QUANTICO — For years, Americans have been told to fear the looming monster of a nuclear Iran, and so we have. But, in a classic M. Night Shyamalan twist, the real monsters were in our pockets all along. Pocket Monsters ‘Pokémon,’ as they’re called on the street, have begun to pop up across the United States thanks to the new mobile game, ‘Pokémon Go.’ Americans have begun to wander, without any discernable concern for their wellbeing, around their cities and towns, ignoring any obstacle lacking a Poképrefix.
Amid calls for caution on the part of wannabe Pokémon trainers, who have begun forsaking work, friends, and even pornography for the game, the White House had begun to grow suspicious of the phenomenon. President Obama tasked the CIA with finding where the game came from, given how perfectly it has disrupted the lives of average Americans while potentially putting them in harm’s way.

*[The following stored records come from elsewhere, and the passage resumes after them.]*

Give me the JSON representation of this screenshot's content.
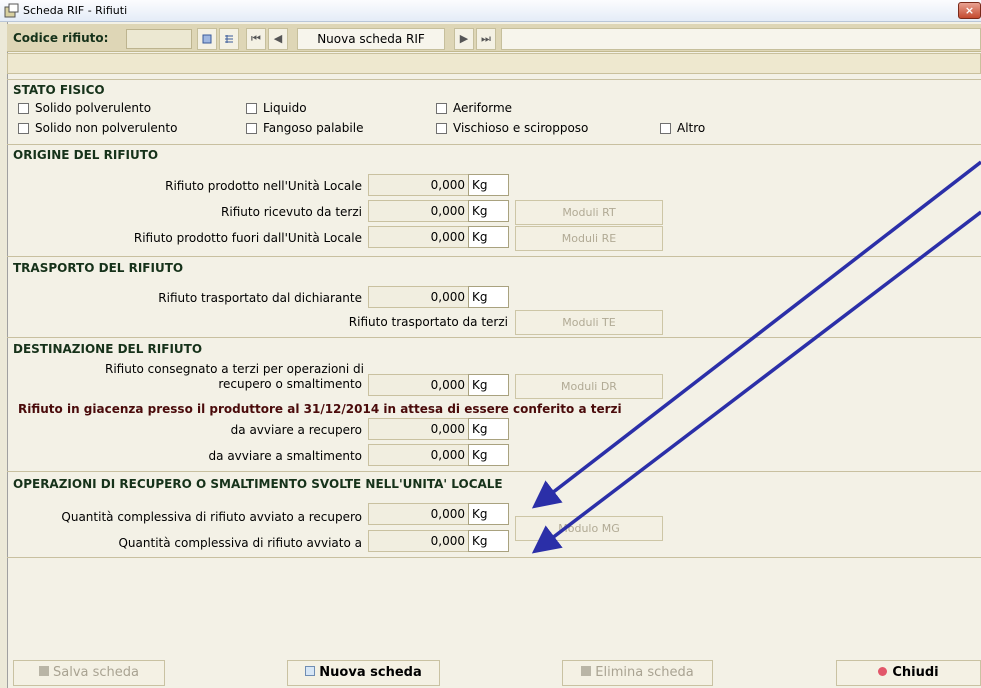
{
  "window": {
    "title": "Scheda RIF - Rifiuti",
    "close_glyph": "×"
  },
  "toolbar": {
    "code_label": "Codice rifiuto:",
    "code_value": "",
    "nav_title": "Nuova scheda RIF"
  },
  "stato_fisico": {
    "title": "STATO FISICO",
    "options": [
      "Solido polverulento",
      "Liquido",
      "Aeriforme",
      "Solido non polverulento",
      "Fangoso palabile",
      "Vischioso e sciropposo",
      "Altro"
    ]
  },
  "origine": {
    "title": "ORIGINE DEL RIFIUTO",
    "rows": [
      {
        "label": "Rifiuto prodotto nell'Unità Locale",
        "value": "0,000",
        "unit": "Kg"
      },
      {
        "label": "Rifiuto ricevuto da terzi",
        "value": "0,000",
        "unit": "Kg",
        "button": "Moduli RT"
      },
      {
        "label": "Rifiuto prodotto fuori dall'Unità Locale",
        "value": "0,000",
        "unit": "Kg",
        "button": "Moduli RE"
      }
    ]
  },
  "trasporto": {
    "title": "TRASPORTO DEL RIFIUTO",
    "rows": [
      {
        "label": "Rifiuto trasportato dal dichiarante",
        "value": "0,000",
        "unit": "Kg"
      },
      {
        "label": "Rifiuto trasportato da terzi",
        "button": "Moduli TE"
      }
    ]
  },
  "destinazione": {
    "title": "DESTINAZIONE DEL RIFIUTO",
    "consegnato_line1": "Rifiuto consegnato a terzi per operazioni di",
    "consegnato_line2": "recupero o smaltimento",
    "consegnato_value": "0,000",
    "consegnato_unit": "Kg",
    "consegnato_button": "Moduli DR",
    "giacenza": "Rifiuto in giacenza presso il produttore al 31/12/2014 in attesa di essere conferito a terzi",
    "rows": [
      {
        "label": "da avviare a recupero",
        "value": "0,000",
        "unit": "Kg"
      },
      {
        "label": "da avviare a smaltimento",
        "value": "0,000",
        "unit": "Kg"
      }
    ]
  },
  "operazioni": {
    "title": "OPERAZIONI DI RECUPERO O SMALTIMENTO SVOLTE NELL'UNITA' LOCALE",
    "rows": [
      {
        "label": "Quantità complessiva di rifiuto avviato a recupero",
        "value": "0,000",
        "unit": "Kg"
      },
      {
        "label": "Quantità complessiva di rifiuto avviato a",
        "value": "0,000",
        "unit": "Kg"
      }
    ],
    "button": "Modulo MG"
  },
  "bottom": {
    "salva": "Salva scheda",
    "nuova": "Nuova scheda",
    "elimina": "Elimina scheda",
    "chiudi": "Chiudi"
  },
  "colors": {
    "section_title": "#16321a",
    "giacenza_text": "#4a0b0b",
    "arrow": "#2b2fa8",
    "window_bg": "#f3f1e6",
    "toolbar_bg": "#ded6b6"
  },
  "icons": [
    "app-icon",
    "close-icon",
    "form-icon",
    "list-icon",
    "first-record-icon",
    "prev-record-icon",
    "next-record-icon",
    "last-record-icon",
    "save-icon",
    "new-icon",
    "delete-icon",
    "close-red-icon"
  ]
}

Today, a CIA spokesperson announced that the Iranian regime, and not the Japanese as many had assumed, had crafted the perfect weapon. “Under the guise of a poorly hidden nuclear program,” the spokesperson said, “the Iranians created the perfect game to derail life in the United States. People are carelessly entering dangerous situations, and the economy has slowed considerably since the game’s release. We are truly in the midst of a catastrophic decline brought on by a foreign attack.” The CIA was unable to comment on the existence of the mythical ‘Mew,’ or whether the Iranians even possessed the technology to create such a weapon. However, talks on a new Iran Deal is in the works.